To examine first-time neonatal intensive care unit (NICU) mothers’ perceptions of the initial effect and stress of their birth experiences and hospitalizations of their infants and what facilitated or hindered the development of their maternal roles within the context of the NICU.

Design:

A qualitative descriptive design.

Setting:

A 57-bed, tertiary NICU in Chicago.

Participants:

Twenty-three mothers of very low birth weight (VLBW) infants hospitalized in the NICU.

Methods:

Participants were a subset of a larger longitudinal mixed-method study of psychological distress in 69 mothers of VLBW infants. Mothers were interviewed using an adaptation of the Clinical Interview for Parents of High-Risk Infants (CLIP) approximately 6 weeks after the births of their infants. Data were analyzed using conventional content analysis.

Results:

Mothers characterized the infants’ births and hospitalizations as a time of overwhelming change culminating in a new perspective on life.

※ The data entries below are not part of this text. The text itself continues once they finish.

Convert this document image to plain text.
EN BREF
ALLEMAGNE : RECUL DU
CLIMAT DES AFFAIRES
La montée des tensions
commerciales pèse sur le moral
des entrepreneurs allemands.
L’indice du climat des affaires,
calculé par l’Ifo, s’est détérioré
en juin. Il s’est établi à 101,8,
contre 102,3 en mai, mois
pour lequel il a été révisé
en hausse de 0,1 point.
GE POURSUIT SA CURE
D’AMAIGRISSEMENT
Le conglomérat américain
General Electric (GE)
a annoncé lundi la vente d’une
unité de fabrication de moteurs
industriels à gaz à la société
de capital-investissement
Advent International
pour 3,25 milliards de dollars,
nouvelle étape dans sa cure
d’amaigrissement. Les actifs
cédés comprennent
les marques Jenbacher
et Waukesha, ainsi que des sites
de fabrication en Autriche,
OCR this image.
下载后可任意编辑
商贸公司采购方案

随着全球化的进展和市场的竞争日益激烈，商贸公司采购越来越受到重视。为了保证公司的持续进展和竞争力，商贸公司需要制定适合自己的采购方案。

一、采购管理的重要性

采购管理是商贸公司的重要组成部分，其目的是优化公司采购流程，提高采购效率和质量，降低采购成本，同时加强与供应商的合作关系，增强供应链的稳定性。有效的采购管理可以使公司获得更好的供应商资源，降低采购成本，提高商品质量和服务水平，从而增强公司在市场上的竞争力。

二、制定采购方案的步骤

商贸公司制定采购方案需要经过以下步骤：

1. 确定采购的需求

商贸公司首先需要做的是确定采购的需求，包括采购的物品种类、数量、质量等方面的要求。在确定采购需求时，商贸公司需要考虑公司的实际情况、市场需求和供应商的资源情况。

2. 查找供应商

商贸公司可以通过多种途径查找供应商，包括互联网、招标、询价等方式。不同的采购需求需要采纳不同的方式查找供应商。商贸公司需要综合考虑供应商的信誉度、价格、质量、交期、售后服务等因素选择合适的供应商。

Primary themes were loss, stress and anxiety, adapting, resilience, peer support, and “I'm a NICU Mom.” Mothers rated peer support as the most facilitative and supportive aspect of developing the maternal role in the NICU.

Conclusion:

Peer support and role modeling by NICU-based breastfeeding peer counselors helped the mothers throughout every stage of their infants’ hospitalizations, from giving them hope, to helping them begin to develop maternal identity, to providing anticipatory guidance about taking their infants home. Talking points are provided for nurses who work in NICUs without dedicated peer support to help mothers establish a healthy mother/infant relationship.